ABSTRACT

Hai Heng (English name Robert) is Shanghainese. He is 29 years old and works for a privately owned fabric trading company – owned by a Shanghainese woman, who is married to a famous local television presenter. This helps give her a ‘good political background’. The fabric company, which has ten employees, does not manufacture at all. They export fabrics: they are a ‘middleman’ company. They buy and sell. If a client’s order is below a certain amount, Robert’s company buys from the factory, pays the factory and then sells onto the client. Some orders, however, are over US$1m. In these cases the buyer pays the factory directly and pays Robert’s company a commission. He says ‘US$1m’, in a ‘LC’ (letter of credit) because in 2008 buyers were paying only in US dollars. Buyers want to do business in euros too, but at the moment are only set up to do US dollars. All the suppliers are from neighbouring Zhejiang and Jiangsu provinces – from not Wenzhou, but Hangzhou, Ningbo, Jiaxing in Zhejiang, from Wujiang and Suzhou in Jiangsu province: from Huzhou which sits on the border of Jiangsu and Zhejiang provinces.
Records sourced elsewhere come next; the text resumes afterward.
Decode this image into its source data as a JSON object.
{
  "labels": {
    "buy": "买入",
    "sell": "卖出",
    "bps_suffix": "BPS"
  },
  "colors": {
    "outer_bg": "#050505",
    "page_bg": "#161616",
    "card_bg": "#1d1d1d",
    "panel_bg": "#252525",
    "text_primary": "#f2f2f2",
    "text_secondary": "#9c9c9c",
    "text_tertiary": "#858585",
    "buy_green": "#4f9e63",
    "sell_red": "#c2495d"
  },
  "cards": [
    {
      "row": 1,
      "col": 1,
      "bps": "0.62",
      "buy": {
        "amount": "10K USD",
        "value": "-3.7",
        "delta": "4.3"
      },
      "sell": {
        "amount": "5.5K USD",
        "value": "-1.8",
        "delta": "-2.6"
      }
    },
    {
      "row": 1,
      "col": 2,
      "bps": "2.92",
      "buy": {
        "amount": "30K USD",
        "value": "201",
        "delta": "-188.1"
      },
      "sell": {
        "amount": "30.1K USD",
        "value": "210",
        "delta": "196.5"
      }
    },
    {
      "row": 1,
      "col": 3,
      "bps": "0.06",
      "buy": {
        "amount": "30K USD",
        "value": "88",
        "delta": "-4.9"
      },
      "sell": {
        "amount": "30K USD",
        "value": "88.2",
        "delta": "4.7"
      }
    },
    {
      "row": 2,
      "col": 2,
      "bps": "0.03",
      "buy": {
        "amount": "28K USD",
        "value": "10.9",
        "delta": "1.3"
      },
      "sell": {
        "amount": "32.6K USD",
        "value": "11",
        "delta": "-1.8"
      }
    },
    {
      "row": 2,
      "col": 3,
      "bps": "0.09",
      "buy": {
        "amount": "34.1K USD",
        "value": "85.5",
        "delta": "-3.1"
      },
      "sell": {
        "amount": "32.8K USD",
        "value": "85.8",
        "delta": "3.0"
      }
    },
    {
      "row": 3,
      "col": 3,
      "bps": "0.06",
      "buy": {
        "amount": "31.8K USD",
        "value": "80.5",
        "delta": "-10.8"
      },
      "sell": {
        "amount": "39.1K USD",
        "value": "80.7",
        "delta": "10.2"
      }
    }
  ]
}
Perhaps the secret of Shanghai’s (comparatively) fabulous wealth is its positioning between these two economically super-vibrant provinces. They – especially Zhejiang – provide a labour force for Shanghai of middle-class, very ambitious lower and middle management. In Shanghai’s periphery, factories make the stuff that Shanghai sells. These are more often than not light industry factories. Silk from Hangzhou and Jiaxing, which are important trading cities on their own. Robert’s company does two lines: silk and beddings, for example, duvets. Robert is head of beddings.